Start with 5. Not 30.

  • 1 macro voice (shapes your risk posture)
  • 2 voices from sectors you hold
  • 1 voice you usually disagree with
  • 1 voice outside crypto entirely

Step 2: Set Up Your Tracking

Option A: Manual (works fine)

DateKOLKey TakeTagvs Last Week
3/5Hayes”BTC hasn’t decoupled, be patient”➡️
3/8Hayes”Kabloom, hold on to your butts”🔄cautious → bullish
3/8Becker”Most hated rally has begun”🤝resonates w/ Hayes

15 minutes a week. Fill it in on Sundays.

Option B: Automated with OpenClaw

  1. Install OpenClaw
  2. Install the kol-stance-tracker skill
  3. Get a 6551 API token
  4. Configure your KOL list and schedule a daily scan
  5. Your agent handles the rest

Step 3: Ask One Question Every Weekend

Who changed, and why now?

If nobody changed, that is data too.
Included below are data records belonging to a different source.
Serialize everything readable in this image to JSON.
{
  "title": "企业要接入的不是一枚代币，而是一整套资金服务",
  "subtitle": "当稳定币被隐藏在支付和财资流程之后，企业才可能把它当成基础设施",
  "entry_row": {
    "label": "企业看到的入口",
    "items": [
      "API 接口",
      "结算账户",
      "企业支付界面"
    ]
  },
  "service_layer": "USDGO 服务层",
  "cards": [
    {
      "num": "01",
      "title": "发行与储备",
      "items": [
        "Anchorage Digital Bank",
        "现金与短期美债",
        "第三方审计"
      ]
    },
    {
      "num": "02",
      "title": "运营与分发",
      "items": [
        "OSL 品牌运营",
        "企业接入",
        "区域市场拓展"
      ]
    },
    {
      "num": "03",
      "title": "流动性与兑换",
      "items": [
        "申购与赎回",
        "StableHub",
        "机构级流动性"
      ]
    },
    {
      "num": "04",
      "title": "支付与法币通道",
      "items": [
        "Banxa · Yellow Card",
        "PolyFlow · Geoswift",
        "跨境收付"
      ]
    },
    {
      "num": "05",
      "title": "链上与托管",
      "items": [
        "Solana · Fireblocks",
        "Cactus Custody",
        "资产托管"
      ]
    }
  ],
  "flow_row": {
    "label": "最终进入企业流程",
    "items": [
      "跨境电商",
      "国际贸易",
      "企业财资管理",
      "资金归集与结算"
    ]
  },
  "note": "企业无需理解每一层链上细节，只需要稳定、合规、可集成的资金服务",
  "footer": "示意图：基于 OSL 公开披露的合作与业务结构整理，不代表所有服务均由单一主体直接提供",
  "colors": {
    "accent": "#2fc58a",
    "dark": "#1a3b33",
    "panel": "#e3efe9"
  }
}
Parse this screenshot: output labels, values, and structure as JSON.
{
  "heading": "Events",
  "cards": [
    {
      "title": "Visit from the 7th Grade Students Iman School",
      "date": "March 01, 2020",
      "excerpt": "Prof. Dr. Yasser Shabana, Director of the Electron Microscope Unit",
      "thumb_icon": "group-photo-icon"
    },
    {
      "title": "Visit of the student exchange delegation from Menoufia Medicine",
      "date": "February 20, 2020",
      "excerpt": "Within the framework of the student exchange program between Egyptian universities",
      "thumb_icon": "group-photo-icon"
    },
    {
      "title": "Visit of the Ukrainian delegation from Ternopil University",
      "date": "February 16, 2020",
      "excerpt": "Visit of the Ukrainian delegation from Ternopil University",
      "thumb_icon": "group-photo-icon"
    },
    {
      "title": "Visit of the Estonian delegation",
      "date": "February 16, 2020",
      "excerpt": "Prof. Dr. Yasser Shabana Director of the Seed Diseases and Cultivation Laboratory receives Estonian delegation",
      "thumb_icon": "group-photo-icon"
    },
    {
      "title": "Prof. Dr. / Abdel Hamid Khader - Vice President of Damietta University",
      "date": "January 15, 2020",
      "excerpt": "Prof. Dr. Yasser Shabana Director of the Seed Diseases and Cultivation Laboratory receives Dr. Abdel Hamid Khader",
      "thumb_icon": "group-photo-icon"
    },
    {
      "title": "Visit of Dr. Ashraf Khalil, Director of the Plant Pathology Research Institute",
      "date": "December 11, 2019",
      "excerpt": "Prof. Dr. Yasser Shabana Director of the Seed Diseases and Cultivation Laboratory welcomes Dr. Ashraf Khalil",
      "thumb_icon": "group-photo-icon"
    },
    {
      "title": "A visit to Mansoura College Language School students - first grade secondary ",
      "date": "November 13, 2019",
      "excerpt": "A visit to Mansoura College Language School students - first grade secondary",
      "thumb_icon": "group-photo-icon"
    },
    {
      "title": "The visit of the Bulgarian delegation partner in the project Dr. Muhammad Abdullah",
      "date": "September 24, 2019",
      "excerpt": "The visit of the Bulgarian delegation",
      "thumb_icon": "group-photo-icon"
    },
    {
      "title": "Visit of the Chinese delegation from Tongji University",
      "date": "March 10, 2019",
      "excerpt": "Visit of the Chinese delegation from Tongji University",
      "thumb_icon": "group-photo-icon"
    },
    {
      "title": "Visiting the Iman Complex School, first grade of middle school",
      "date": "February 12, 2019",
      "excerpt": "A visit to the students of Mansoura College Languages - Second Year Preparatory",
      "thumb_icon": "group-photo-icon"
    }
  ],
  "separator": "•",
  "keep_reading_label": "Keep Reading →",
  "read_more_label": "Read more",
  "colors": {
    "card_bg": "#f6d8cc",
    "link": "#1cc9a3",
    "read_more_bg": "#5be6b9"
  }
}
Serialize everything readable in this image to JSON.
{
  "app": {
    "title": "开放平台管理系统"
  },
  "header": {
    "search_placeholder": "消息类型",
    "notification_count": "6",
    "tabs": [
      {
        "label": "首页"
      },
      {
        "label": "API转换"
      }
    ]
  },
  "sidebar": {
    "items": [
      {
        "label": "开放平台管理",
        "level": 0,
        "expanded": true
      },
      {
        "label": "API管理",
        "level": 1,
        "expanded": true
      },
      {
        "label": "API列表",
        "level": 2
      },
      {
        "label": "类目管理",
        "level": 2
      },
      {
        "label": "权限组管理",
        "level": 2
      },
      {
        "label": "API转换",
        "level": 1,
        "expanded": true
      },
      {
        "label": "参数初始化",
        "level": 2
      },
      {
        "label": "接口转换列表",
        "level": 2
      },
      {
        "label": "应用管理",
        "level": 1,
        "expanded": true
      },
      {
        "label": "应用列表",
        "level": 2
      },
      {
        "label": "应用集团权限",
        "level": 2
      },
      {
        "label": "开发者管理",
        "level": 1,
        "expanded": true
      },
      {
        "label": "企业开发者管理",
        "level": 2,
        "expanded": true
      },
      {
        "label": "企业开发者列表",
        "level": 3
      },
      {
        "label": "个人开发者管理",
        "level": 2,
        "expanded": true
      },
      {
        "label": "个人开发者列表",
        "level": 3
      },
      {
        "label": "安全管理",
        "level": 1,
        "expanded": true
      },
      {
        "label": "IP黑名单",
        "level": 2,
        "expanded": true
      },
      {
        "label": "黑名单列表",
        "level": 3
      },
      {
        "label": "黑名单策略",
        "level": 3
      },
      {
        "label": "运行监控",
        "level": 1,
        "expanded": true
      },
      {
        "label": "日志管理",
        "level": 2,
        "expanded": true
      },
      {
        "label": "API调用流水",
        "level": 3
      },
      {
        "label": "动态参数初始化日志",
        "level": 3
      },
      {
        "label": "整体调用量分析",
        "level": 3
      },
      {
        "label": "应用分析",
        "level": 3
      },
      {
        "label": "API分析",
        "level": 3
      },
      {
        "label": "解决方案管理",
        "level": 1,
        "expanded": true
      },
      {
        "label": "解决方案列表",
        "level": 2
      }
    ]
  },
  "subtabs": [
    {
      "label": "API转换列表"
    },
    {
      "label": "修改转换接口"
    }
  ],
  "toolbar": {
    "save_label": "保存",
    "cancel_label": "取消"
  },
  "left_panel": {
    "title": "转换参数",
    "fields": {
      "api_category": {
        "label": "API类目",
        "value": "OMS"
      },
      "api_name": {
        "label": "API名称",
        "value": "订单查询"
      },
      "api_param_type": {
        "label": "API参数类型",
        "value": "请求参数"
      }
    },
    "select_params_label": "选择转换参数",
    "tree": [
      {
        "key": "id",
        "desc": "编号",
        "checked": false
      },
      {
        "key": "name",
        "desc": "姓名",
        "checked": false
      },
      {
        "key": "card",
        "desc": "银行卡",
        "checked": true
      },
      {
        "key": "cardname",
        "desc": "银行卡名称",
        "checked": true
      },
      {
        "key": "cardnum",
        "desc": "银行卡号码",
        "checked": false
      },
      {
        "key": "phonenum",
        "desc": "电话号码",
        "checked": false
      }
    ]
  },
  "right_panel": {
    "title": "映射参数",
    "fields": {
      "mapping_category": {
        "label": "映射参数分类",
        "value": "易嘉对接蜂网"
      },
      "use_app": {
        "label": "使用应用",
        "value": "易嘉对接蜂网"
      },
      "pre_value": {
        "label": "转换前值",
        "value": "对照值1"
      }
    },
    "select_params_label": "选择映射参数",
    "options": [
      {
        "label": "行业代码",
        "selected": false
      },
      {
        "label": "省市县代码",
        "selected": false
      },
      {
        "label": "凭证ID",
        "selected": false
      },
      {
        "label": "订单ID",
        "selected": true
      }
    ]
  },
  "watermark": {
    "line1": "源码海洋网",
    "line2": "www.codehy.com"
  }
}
Stability in a volatile market is its own signal.


The Compound Effect

After a few weeks of doing this, something shifts in how you consume information.

Your timeline stops looking like chaos. It starts looking like a series of early tells.

You stop asking “What are people saying today?” You start asking “Who changed, and why now?”

Over time, you also learn something more valuable: who updates early, who updates late, who overreacts, who stays steady. That is not just useful for markets. It is a trust map — built from data, not impressions.